Weathering the storm: Ensuring grid resilience in the face of extreme weather

Challenge

Extreme weather events and shifting weather patterns are putting unprecedented strain on the utility industry, threatening aging infrastructure and highlighting the urgent need for enhanced grid reliability and strength. At the same time, utilities are under increasing pressure from regulators and consumers to integrate risk and resilience into their investment planning to ensure reliability and mitigate economic impacts over the long term. Duke Energy—which serves customers across the Midwest and Southeast—understood that they needed more than a one-size-fits-all-solution to meet these challenges. The utility determined that the vulnerabilities created by regionally specific extreme-weather events urgently needed to be identified and quantified across its operations, and that a tailored roadmap was needed to address them.

Approach 

To help Duke Energy accomplish those goals, Guidehouse teams worked with the utility to conduct a Climate Resilience and Adaptation Study, a comprehensive initiative that focused on the company’s generation, transmission, and distribution system to assess vulnerabilities and develop a flexible framework for improving operational resilience across all of the territories that the utility serves. It was a first-of-its-kind assessment of the entire system, across all jurisdictions, of a vertically integrated utility.

The study incorporated projections and weather-pattern modeling across a roughly 25-year timeframe, from the present to 2050. Working closely with Duke Energy subject matter experts in discussions, interviews, workshops, and feedback sessions, Guidehouse focused on three critical priorities:

• Developing a methodological framework: To visualize threats to specific assets in particular locations, the Guidehouse team used downscaled weather data from the National Oceanic and Atmospheric Agency and climate impact forecasts provided by Jupiter Intelligence. These forecasts are based on coupled model interaction project (CMIP) models curated by United Nations researchers. That weather and climate data, in turn, was forecast for specific hazards and specific Duke Energy assets.
• Conducting a vulnerability assessment: Building on that framework, Guidehouse performed a detailed analysis of the potential impacts of extreme weather events on Duke Energy’s infrastructure and determined specific failure thresholds for each asset class, gaining a clear picture of threat exposure across its operations.
• Identifying adaptive actions: Equipped with detailed vulnerability assessments, the Guidehouse team was able to recommend concrete actions—both immediate and long-term—to address specific hazards affecting infrastructure assets. Those actions included design modifications and operational changes to boost resilience against extreme heat, high winds, and flooding. 

Impact 

Duke Energy has already begun to operationalize the insights yielded by the study, taking action to harden its systems against extreme weather. One of the early priorities has been protecting battery storage systems, which enable the utility to respond to demand fluctuations and, through the use of microgrids, provide backup power in case of outages. Knowing that battery storage systems are particularly vulnerable to floods, the utility has already implemented some of the adaptive actions highlighted in the study by ensuring system designs accommodate predicted flood levels.

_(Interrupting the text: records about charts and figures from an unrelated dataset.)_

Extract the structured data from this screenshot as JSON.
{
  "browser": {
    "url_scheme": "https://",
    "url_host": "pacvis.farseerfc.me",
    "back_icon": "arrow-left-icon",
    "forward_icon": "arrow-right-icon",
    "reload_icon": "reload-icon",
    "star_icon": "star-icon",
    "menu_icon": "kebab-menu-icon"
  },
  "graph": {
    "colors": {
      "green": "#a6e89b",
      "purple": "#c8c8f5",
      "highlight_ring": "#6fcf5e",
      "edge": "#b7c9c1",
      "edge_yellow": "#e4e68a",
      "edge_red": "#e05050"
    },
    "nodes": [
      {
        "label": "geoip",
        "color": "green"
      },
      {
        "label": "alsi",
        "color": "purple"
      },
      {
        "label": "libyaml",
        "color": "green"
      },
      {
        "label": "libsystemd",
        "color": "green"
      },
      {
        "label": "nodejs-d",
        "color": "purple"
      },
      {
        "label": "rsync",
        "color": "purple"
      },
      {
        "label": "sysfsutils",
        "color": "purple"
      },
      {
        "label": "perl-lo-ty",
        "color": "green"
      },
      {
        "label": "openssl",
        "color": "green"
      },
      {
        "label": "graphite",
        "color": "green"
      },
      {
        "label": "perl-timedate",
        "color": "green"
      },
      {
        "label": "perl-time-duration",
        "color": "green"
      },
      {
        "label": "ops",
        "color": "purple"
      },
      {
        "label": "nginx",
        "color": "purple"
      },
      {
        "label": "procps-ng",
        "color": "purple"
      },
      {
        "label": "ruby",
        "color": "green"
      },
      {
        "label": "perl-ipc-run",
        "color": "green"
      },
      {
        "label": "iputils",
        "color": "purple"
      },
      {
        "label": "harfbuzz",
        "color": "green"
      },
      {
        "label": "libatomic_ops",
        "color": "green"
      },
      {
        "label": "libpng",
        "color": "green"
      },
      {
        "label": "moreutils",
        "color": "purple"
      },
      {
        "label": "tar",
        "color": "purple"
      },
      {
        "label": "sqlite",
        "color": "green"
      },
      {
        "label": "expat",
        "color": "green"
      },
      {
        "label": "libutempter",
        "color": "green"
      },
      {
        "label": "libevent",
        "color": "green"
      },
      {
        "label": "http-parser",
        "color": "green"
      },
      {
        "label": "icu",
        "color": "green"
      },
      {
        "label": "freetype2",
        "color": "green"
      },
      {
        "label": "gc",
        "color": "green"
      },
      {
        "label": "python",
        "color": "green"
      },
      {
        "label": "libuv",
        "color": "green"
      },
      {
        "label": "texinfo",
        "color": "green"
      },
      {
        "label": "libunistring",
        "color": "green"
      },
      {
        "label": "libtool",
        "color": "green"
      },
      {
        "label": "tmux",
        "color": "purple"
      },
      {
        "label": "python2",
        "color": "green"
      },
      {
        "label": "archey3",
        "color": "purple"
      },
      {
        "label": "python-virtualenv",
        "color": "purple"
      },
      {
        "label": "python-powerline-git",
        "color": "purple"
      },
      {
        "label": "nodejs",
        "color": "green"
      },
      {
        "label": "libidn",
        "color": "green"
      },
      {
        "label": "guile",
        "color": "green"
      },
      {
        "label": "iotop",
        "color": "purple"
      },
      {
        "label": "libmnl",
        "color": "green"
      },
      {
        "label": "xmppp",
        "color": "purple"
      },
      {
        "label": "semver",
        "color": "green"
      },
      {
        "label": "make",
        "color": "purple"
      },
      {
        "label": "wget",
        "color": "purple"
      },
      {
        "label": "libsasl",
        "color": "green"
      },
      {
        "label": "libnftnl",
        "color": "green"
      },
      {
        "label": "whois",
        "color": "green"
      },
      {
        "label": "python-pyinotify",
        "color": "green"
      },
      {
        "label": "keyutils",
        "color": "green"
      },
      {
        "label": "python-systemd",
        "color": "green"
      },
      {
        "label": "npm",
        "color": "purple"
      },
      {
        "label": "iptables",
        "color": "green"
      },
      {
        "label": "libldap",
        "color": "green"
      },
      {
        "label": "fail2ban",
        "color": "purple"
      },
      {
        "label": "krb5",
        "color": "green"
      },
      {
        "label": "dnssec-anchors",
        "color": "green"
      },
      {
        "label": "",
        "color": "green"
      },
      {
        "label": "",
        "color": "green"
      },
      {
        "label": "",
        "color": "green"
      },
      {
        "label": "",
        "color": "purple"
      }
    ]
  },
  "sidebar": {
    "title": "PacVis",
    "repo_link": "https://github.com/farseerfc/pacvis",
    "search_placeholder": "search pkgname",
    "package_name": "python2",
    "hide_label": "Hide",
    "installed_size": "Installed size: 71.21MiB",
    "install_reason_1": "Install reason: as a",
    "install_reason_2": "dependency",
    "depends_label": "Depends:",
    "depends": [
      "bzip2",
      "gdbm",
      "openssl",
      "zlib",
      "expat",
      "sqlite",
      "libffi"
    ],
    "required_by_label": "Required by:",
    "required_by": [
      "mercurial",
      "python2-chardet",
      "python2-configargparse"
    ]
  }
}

Typical industry standards employ a “100+1” provision, which requires that equipment be elevated one foot above the projected flood depth in a 100-year flood plain. Duke Energy is using data-driven insights to elevate selected sites above those levels, a precaution that has already protected equipment from recent storms that caused flooding exceeding the 100-year threshold. 

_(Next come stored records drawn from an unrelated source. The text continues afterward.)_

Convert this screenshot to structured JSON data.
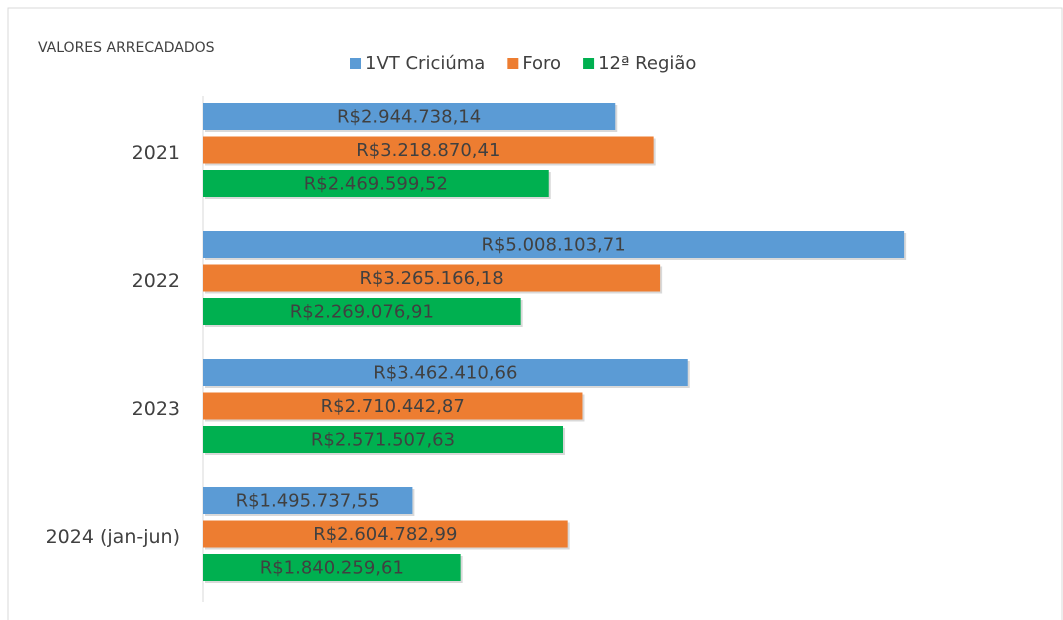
{
  "chart_data": {
    "type": "hbar",
    "title": "VALORES ARRECADADOS",
    "categories": [
      "2021",
      "2022",
      "2023",
      "2024 (jan-jun)"
    ],
    "series": [
      {
        "name": "1VT Criciúma",
        "color": "#5b9bd5",
        "values": [
          2944738.14,
          5008103.71,
          3462410.66,
          1495737.55
        ],
        "value_labels": [
          "R$2.944.738,14",
          "R$5.008.103,71",
          "R$3.462.410,66",
          "R$1.495.737,55"
        ]
      },
      {
        "name": "Foro",
        "color": "#ed7d31",
        "values": [
          3218870.41,
          3265166.18,
          2710442.87,
          2604782.99
        ],
        "value_labels": [
          "R$3.218.870,41",
          "R$3.265.166,18",
          "R$2.710.442,87",
          "R$2.604.782,99"
        ]
      },
      {
        "name": "12ª Região",
        "color": "#00b050",
        "values": [
          2469599.52,
          2269076.91,
          2571507.63,
          1840259.61
        ],
        "value_labels": [
          "R$2.469.599,52",
          "R$2.269.076,91",
          "R$2.571.507,63",
          "R$1.840.259,61"
        ]
      }
    ],
    "xlim": [
      0,
      6000000
    ]
  }
}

An example of these efforts is Duke Energy’s Powerline battery, which is being developed to serve the utility’s Florida service territory. The battery, a fast-responding resource that will enhance the overall reliability and resilience of the Florida electric grid, is in an area with known flooding risks. A hydrology study is being conducted to evaluate the project’s exposure to extreme storm events typically not included in FEMA flood studies. The study takes into account both riverine and coastally driven flood events, including hurricanes, and integrates a site-specific engineering model that includes all possible drainage areas contributing to the project site and surrounding areas. The rain-on-grid riverine model covers approximately 113 square miles. The study also provides site-specific results from three existing storm surge models. The results are being used to inform the final elevation of the site, which is to be set above the 500-year flood plain.

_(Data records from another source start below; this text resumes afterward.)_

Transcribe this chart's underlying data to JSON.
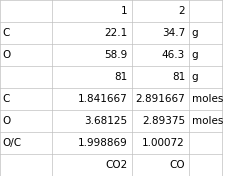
{
  "rows": [
    [
      "",
      "1",
      "2",
      ""
    ],
    [
      "C",
      "22.1",
      "34.7",
      "g"
    ],
    [
      "O",
      "58.9",
      "46.3",
      "g"
    ],
    [
      "",
      "81",
      "81",
      "g"
    ],
    [
      "C",
      "1.841667",
      "2.891667",
      "moles"
    ],
    [
      "O",
      "3.68125",
      "2.89375",
      "moles"
    ],
    [
      "O/C",
      "1.998869",
      "1.00072",
      ""
    ],
    [
      "",
      "CO2",
      "CO",
      ""
    ]
  ],
  "col_bounds": [
    0.0,
    0.235,
    0.595,
    0.855,
    1.0
  ],
  "background_color": "#ffffff",
  "grid_color": "#c0c0c0",
  "text_color": "#000000",
  "font_size": 7.5
}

Last year alone, Duke Energy invested more than $4 billion to harden and modernize the grid. This included targeted undergrounding, reinforced flood barriers, year-round vegetation management, pole upgrades to steel and concrete in coastal areas, and self-healing technology, which instantly detects outages, isolates the problem, and reroutes power—often in less than a minute. Going forward, Duke Energy will continue to invest in these critical infrastructure assets with grid investments accounting for nearly half of its five-year, $83 billion capital plan. 

These data-driven, targeted investments—informed by the Climate Resilience and Adaptation Study and Guidehouse’s broad industry expertise and best practices—are helping translate better risk and vulnerability data into long-term resilience. For the customers and communities that Duke Energy serves, it means confidence that the utility is making the crucial investments to keep the power on when it’s needed the most.